Brioni, lunedì un altro vertice in Regione
Penne. Convocato il tavolo della trattativa sulla vertenza dei 139 esuberi. I sindacati invocano garanzie
PENNE. Prosegue la vertenza dei lavoratori Brioni. Per lunedì prossimo, alle 15, è convocato un nuovo tavolo di lavoro nella sede dell'assessorato alle Attività produttive della Regione Abruzzo, in via Passolanciano, a Pescara, tra la dirigenza della Maison d'alta moda pennese, le associazioni sindacali dei lavoratori e i rappresentanti della Regione.
«Abbiamo bisogno di garanzie. Da Stato e Regione vogliamo certezze sugli ammortizzatori sociali, mentre all'azienda chiediamo che alla mobilitazione volontaria non facciano seguito i licenziamenti. Le uniche uscite dalla Brioni devono essere legate alla volontà dei lavoratori», sottolinea Domenico Ronca, segretario Filctem Cgil. La speranza è che le nuove attività di insourcing, con la rimodulazione degli orari e il sacrificio chiesto ai lavoratori, possano abbassare ulteriormente la soglia degli esuberi prevista dai vertici aziendali.
In base al piano industriale presentato dall'amministrarore delegato, Gianluca Flore, per il 2018 è previsto un aumento delle vendite, con un passaggio da 31mila a 35 mila capi venduti. La crescita di Brioni, oltre che dal rilancio dell'abito formale, dovrà per forza di cose passare anche attraverso le scelte del nuovo direttore creativo, l'australiano Justin O'Shea, che dal 1 aprile ha sostituito Brendan Mullane.

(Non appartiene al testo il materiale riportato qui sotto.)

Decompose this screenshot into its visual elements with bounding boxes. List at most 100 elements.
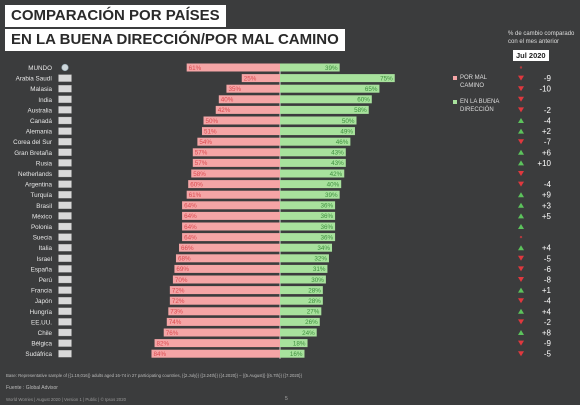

Il passo avanti registrato nell'ultimo tavolo tecnico convocato in Regione, con gli esuberi ridotti da 402 a 139 Fte (full time equivalenti) non soddisfa ancora. I 139 full time equivalenti possono essere calcolati grosso modo in circa 154 lavoratori, e la cifra potrebbe essere ancora più elevata nel caso venissero messi in uscita più part-time rispetto ai lavoratori a 40 ore. (f.bel.)